The article also presents claims that twilight sleep analgesia in labor reverses the biblical curse of original sin on women. The author also acknowledges the technique is inconsistent and does not always provide an actual pain free experience, but that the amnesiac qualities of the scopalamine solved that problem. Considering many of these women would receive episioproctotomies and mid to high forceps deliveries, I doubt the recovery was easy or pain free, much less a glimpse into maternal paradise. Does this mean that obstetric analgesia is built on central tenets of sexism and fabrication?
There is no such thing as “natural” birth.
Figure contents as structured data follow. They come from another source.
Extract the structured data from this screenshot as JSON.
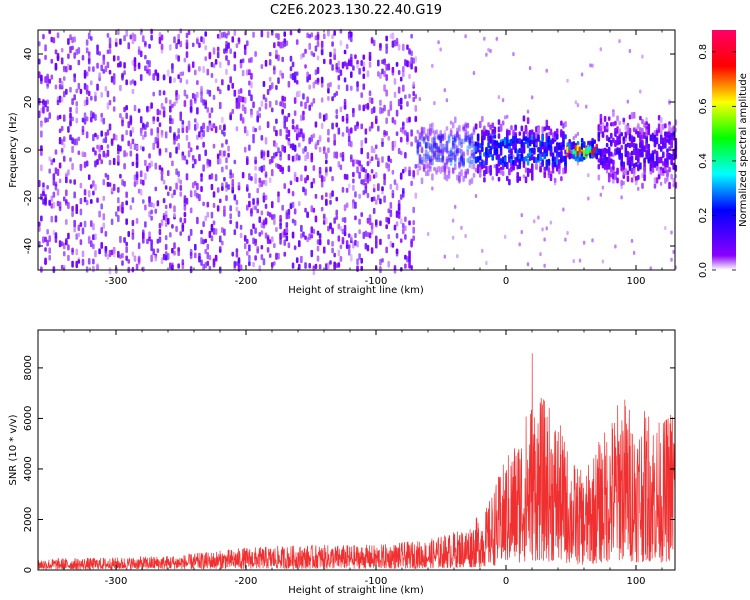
{
  "title": "C2E6.2023.130.22.40.G19",
  "chart_data": [
    {
      "type": "heatmap",
      "title": "C2E6.2023.130.22.40.G19",
      "xlabel": "Height of straight line (km)",
      "ylabel": "Frequency (Hz)",
      "xlim": [
        -360,
        130
      ],
      "ylim": [
        -50,
        50
      ],
      "xticks": [
        -300,
        -200,
        -100,
        0,
        100
      ],
      "xtick_labels": [
        "-300",
        "-200",
        "-100",
        "0",
        "100"
      ],
      "yticks": [
        -40,
        -20,
        0,
        20,
        40
      ],
      "ytick_labels": [
        "-40",
        "-20",
        "0",
        "20",
        "40"
      ],
      "colorbar": {
        "label": "Normalized spectral amplitude",
        "range": [
          0,
          0.88
        ],
        "ticks": [
          0.0,
          0.2,
          0.4,
          0.6,
          0.8
        ],
        "tick_labels": [
          "0.0",
          "0.2",
          "0.4",
          "0.6",
          "0.8"
        ],
        "colors": [
          "#ffffff",
          "#8a00ff",
          "#0000ff",
          "#00ffff",
          "#00ff00",
          "#ffff00",
          "#ff0000",
          "#ff0066"
        ]
      },
      "regions": [
        {
          "x_range": [
            -360,
            -70
          ],
          "freq_band": [
            -50,
            50
          ],
          "amplitude": 0.05,
          "note": "broadband noise"
        },
        {
          "x_range": [
            -70,
            45
          ],
          "freq_band": [
            -10,
            10
          ],
          "amplitude": 0.25
        },
        {
          "x_range": [
            45,
            70
          ],
          "freq_band": [
            -3,
            3
          ],
          "amplitude": 0.8
        },
        {
          "x_range": [
            70,
            130
          ],
          "freq_band": [
            -12,
            12
          ],
          "amplitude": 0.15
        }
      ]
    },
    {
      "type": "line",
      "xlabel": "Height of straight line (km)",
      "ylabel": "SNR (10 * v/v)",
      "xlim": [
        -360,
        130
      ],
      "ylim": [
        0,
        9500
      ],
      "xticks": [
        -300,
        -200,
        -100,
        0,
        100
      ],
      "xtick_labels": [
        "-300",
        "-200",
        "-100",
        "0",
        "100"
      ],
      "yticks": [
        0,
        2000,
        4000,
        6000,
        8000
      ],
      "ytick_labels": [
        "0",
        "2000",
        "4000",
        "6000",
        "8000"
      ],
      "color": "#f03030",
      "envelope": {
        "x": [
          -360,
          -300,
          -250,
          -200,
          -150,
          -100,
          -60,
          -30,
          -15,
          0,
          10,
          20,
          30,
          40,
          50,
          60,
          70,
          80,
          90,
          100,
          110,
          120,
          130
        ],
        "y_max": [
          450,
          500,
          600,
          900,
          1000,
          1000,
          1200,
          1700,
          2500,
          4500,
          5500,
          7000,
          6800,
          6000,
          4500,
          3800,
          5000,
          6000,
          7200,
          6000,
          6500,
          5800,
          7000
        ],
        "peak": {
          "x": 20,
          "y": 9400
        }
      }
    }
  ],
  "colors": {
    "noise": "#7b10f0",
    "signal": "#00c8ff",
    "hot": "#ff3000",
    "snr_line": "#f03030"
  }
}
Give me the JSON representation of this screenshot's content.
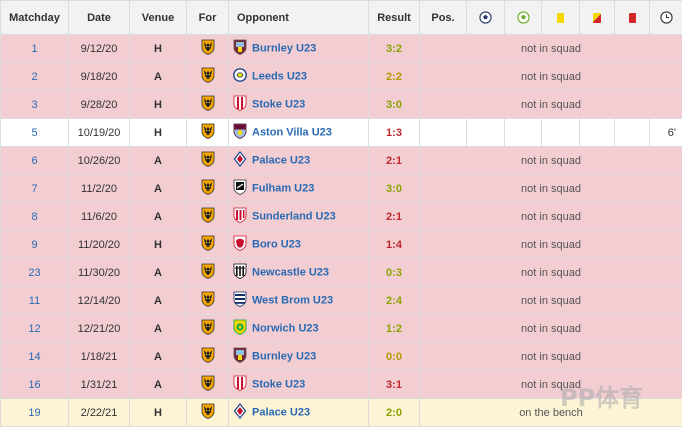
{
  "headers": {
    "matchday": "Matchday",
    "date": "Date",
    "venue": "Venue",
    "for": "For",
    "opponent": "Opponent",
    "result": "Result",
    "pos": "Pos."
  },
  "header_icons": [
    "goals-icon",
    "assists-icon",
    "yellow-card-icon",
    "yellow-red-card-icon",
    "red-card-icon",
    "minutes-clock-icon"
  ],
  "colors": {
    "row_not_in_squad": "#f2cdd2",
    "row_played": "#ffffff",
    "row_bench": "#fdf4d6",
    "link": "#2a6ab3",
    "result_win": "#8ba300",
    "result_draw": "#b49a00",
    "result_loss": "#c0262d"
  },
  "matches": [
    {
      "matchday": "1",
      "date": "9/12/20",
      "venue": "H",
      "for_crest": "wolves-crest",
      "opponent": "Burnley U23",
      "opp_crest": "burnley-crest",
      "result": "3:2",
      "outcome": "win",
      "status": "red",
      "note": "not in squad"
    },
    {
      "matchday": "2",
      "date": "9/18/20",
      "venue": "A",
      "for_crest": "wolves-crest",
      "opponent": "Leeds U23",
      "opp_crest": "leeds-crest",
      "result": "2:2",
      "outcome": "draw",
      "status": "red",
      "note": "not in squad"
    },
    {
      "matchday": "3",
      "date": "9/28/20",
      "venue": "H",
      "for_crest": "wolves-crest",
      "opponent": "Stoke U23",
      "opp_crest": "stoke-crest",
      "result": "3:0",
      "outcome": "win",
      "status": "red",
      "note": "not in squad"
    },
    {
      "matchday": "5",
      "date": "10/19/20",
      "venue": "H",
      "for_crest": "wolves-crest",
      "opponent": "Aston Villa U23",
      "opp_crest": "villa-crest",
      "result": "1:3",
      "outcome": "loss",
      "status": "played",
      "minutes": "6'"
    },
    {
      "matchday": "6",
      "date": "10/26/20",
      "venue": "A",
      "for_crest": "wolves-crest",
      "opponent": "Palace U23",
      "opp_crest": "palace-crest",
      "result": "2:1",
      "outcome": "loss",
      "status": "red",
      "note": "not in squad"
    },
    {
      "matchday": "7",
      "date": "11/2/20",
      "venue": "A",
      "for_crest": "wolves-crest",
      "opponent": "Fulham U23",
      "opp_crest": "fulham-crest",
      "result": "3:0",
      "outcome": "win",
      "status": "red",
      "note": "not in squad"
    },
    {
      "matchday": "8",
      "date": "11/6/20",
      "venue": "A",
      "for_crest": "wolves-crest",
      "opponent": "Sunderland U23",
      "opp_crest": "sunderland-crest",
      "result": "2:1",
      "outcome": "loss",
      "status": "red",
      "note": "not in squad"
    },
    {
      "matchday": "9",
      "date": "11/20/20",
      "venue": "H",
      "for_crest": "wolves-crest",
      "opponent": "Boro U23",
      "opp_crest": "boro-crest",
      "result": "1:4",
      "outcome": "loss",
      "status": "red",
      "note": "not in squad"
    },
    {
      "matchday": "23",
      "date": "11/30/20",
      "venue": "A",
      "for_crest": "wolves-crest",
      "opponent": "Newcastle U23",
      "opp_crest": "newcastle-crest",
      "result": "0:3",
      "outcome": "win",
      "status": "red",
      "note": "not in squad"
    },
    {
      "matchday": "11",
      "date": "12/14/20",
      "venue": "A",
      "for_crest": "wolves-crest",
      "opponent": "West Brom U23",
      "opp_crest": "westbrom-crest",
      "result": "2:4",
      "outcome": "win",
      "status": "red",
      "note": "not in squad"
    },
    {
      "matchday": "12",
      "date": "12/21/20",
      "venue": "A",
      "for_crest": "wolves-crest",
      "opponent": "Norwich U23",
      "opp_crest": "norwich-crest",
      "result": "1:2",
      "outcome": "win",
      "status": "red",
      "note": "not in squad"
    },
    {
      "matchday": "14",
      "date": "1/18/21",
      "venue": "A",
      "for_crest": "wolves-crest",
      "opponent": "Burnley U23",
      "opp_crest": "burnley-crest",
      "result": "0:0",
      "outcome": "draw",
      "status": "red",
      "note": "not in squad"
    },
    {
      "matchday": "16",
      "date": "1/31/21",
      "venue": "A",
      "for_crest": "wolves-crest",
      "opponent": "Stoke U23",
      "opp_crest": "stoke-crest",
      "result": "3:1",
      "outcome": "loss",
      "status": "red",
      "note": "not in squad"
    },
    {
      "matchday": "19",
      "date": "2/22/21",
      "venue": "H",
      "for_crest": "wolves-crest",
      "opponent": "Palace U23",
      "opp_crest": "palace-crest",
      "result": "2:0",
      "outcome": "win",
      "status": "bench",
      "note": "on the bench"
    }
  ],
  "watermark": "PP体育"
}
There is spontaneous onset of labor, there is labor without augmentation, there is labor and birth without analgesic medication, there is spontaneous vaginal delivery, there are births in which the moms are allowed to position themselves freely, there are births in which the moms push at will instead of being coached or forced into closed glottis Valsalva pushing, there are births where the cord is allowed to pulsate and blood transfer is allowed to occur instead of immediate clamping, there are births in which the baby is delivered on to the mom’s skin instead of a blue “sterile” drape and then is whisked to a warmer.
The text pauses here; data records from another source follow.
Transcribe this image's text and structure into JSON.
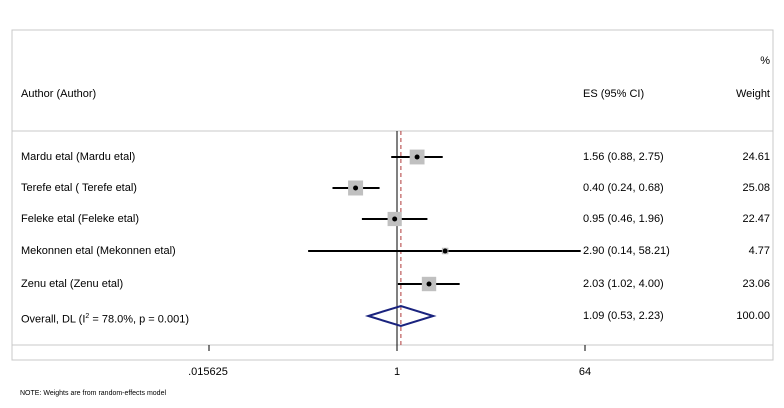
{
  "header": {
    "author_col": "Author (Author)",
    "es_col": "ES (95% CI)",
    "weight_symbol": "%",
    "weight_col": "Weight"
  },
  "chart_data": {
    "type": "forest",
    "scale": "log",
    "xticks": [
      0.015625,
      1,
      64
    ],
    "xtick_labels": [
      ".015625",
      "1",
      "64"
    ],
    "null_line": 1,
    "studies": [
      {
        "label": "Mardu etal (Mardu etal)",
        "es": 1.56,
        "lo": 0.88,
        "hi": 2.75,
        "es_text": "1.56 (0.88, 2.75)",
        "weight": 24.61,
        "weight_text": "24.61"
      },
      {
        "label": "Terefe etal ( Terefe etal)",
        "es": 0.4,
        "lo": 0.24,
        "hi": 0.68,
        "es_text": "0.40 (0.24, 0.68)",
        "weight": 25.08,
        "weight_text": "25.08"
      },
      {
        "label": "Feleke etal (Feleke etal)",
        "es": 0.95,
        "lo": 0.46,
        "hi": 1.96,
        "es_text": "0.95 (0.46, 1.96)",
        "weight": 22.47,
        "weight_text": "22.47"
      },
      {
        "label": "Mekonnen etal (Mekonnen etal)",
        "es": 2.9,
        "lo": 0.14,
        "hi": 58.21,
        "es_text": "2.90 (0.14, 58.21)",
        "weight": 4.77,
        "weight_text": "4.77"
      },
      {
        "label": "Zenu etal (Zenu etal)",
        "es": 2.03,
        "lo": 1.02,
        "hi": 4.0,
        "es_text": "2.03 (1.02, 4.00)",
        "weight": 23.06,
        "weight_text": "23.06"
      }
    ],
    "overall": {
      "label_prefix": "Overall, DL (I",
      "label_sup": "2",
      "label_suffix": " = 78.0%, p = 0.001)",
      "es": 1.09,
      "lo": 0.53,
      "hi": 2.23,
      "es_text": "1.09 (0.53, 2.23)",
      "weight_text": "100.00"
    },
    "note": "NOTE: Weights are from random-effects model",
    "colors": {
      "frame": "#c8c8c8",
      "box": "#c0c0c0",
      "diamond": "#1a237e",
      "null_line": "#000000",
      "overall_line": "#b03a3a"
    }
  }
}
My first birth, I went into labor on my own. I was given Pitocin augmentation, labored on my back in a bed with continuous monitoring, amniotomy, had coached pushing, also on my back, immediate cord clamping, and my baby was taken from me immediately, and I didn’t get to see or hold him for more than four hours. I sure didn’t have any medical analgesia, and it hurt like hell. I didn’t feel empowered, and don’t think the term “natural” applies to that birth. My second birth, I went into labor spontaneously, I was able to change positions, I had no augmentation, had intermittent monitoring, but I pushed the baby out flat on my back, against my will with no urge to push, while being yelled at to hold my breath and push for a count of ten. Was that more “natural”? More empowering?
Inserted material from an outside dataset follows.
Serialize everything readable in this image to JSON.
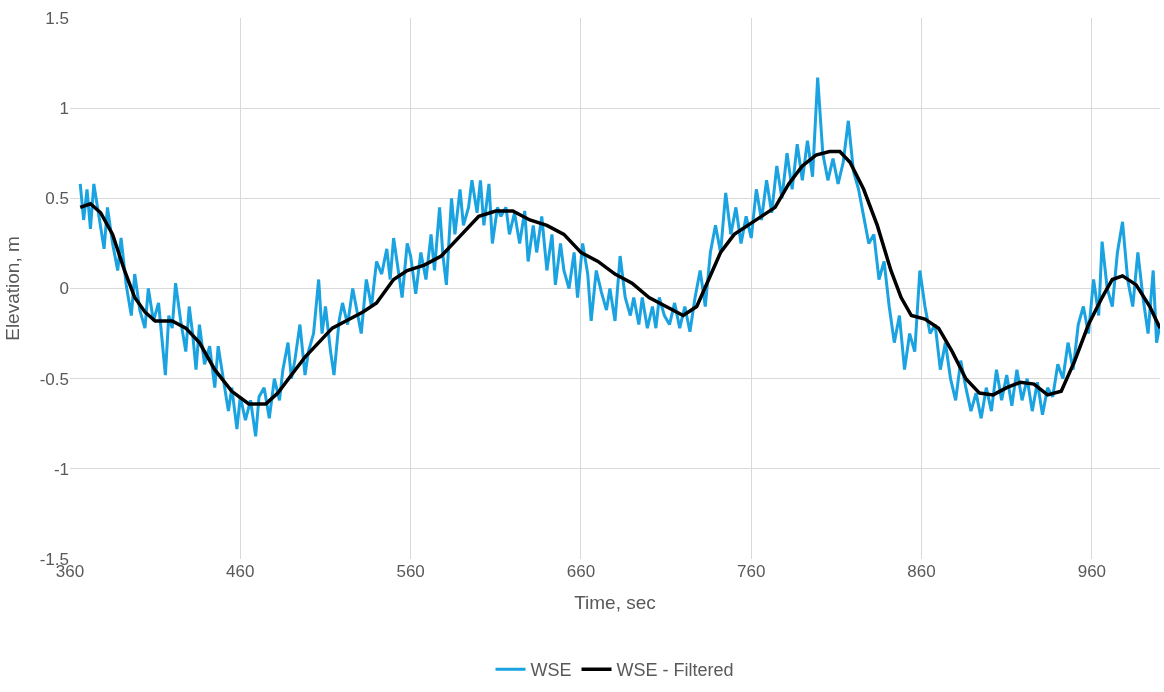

I think I share motives with many in the birth advocacy community. I think women should have autonomy in their birth choices. I think the burden of proof should be on interventions, which should ONLY be employed when medically indicated, and then should be offered with adequate informed consent. If I had to rank my priorities or “central tenets”, I am much more concerned about early elective inductions, forced repeat cesareans in good candidates of trials of labor after cesarean, routine episiotomy, routine deprivation of oral nutrition during labor, routine amniotomy, routine continuous monitoring, routine augmentation, routine episiotomy, aggressively coached Valsalva pushing without laboring down, and routine pushing in the lithotomy position than I am worried about epidurals. I am much more worried about women simply being told that Stadol “will just take the edge off” and epidurals “don’t affect the baby”, both of which I have heard as the entire informed consent for each.
ETA: Sorry I ended it so abruptly, but lunch break was over at the clinic.
We need more nuance, not more generalization. We need more empathy, not more vilification. I am all for critiquing historical figures through the lenses of feminism and anti-racism. But, let’s focus on truly empowering women instead of tearing them down.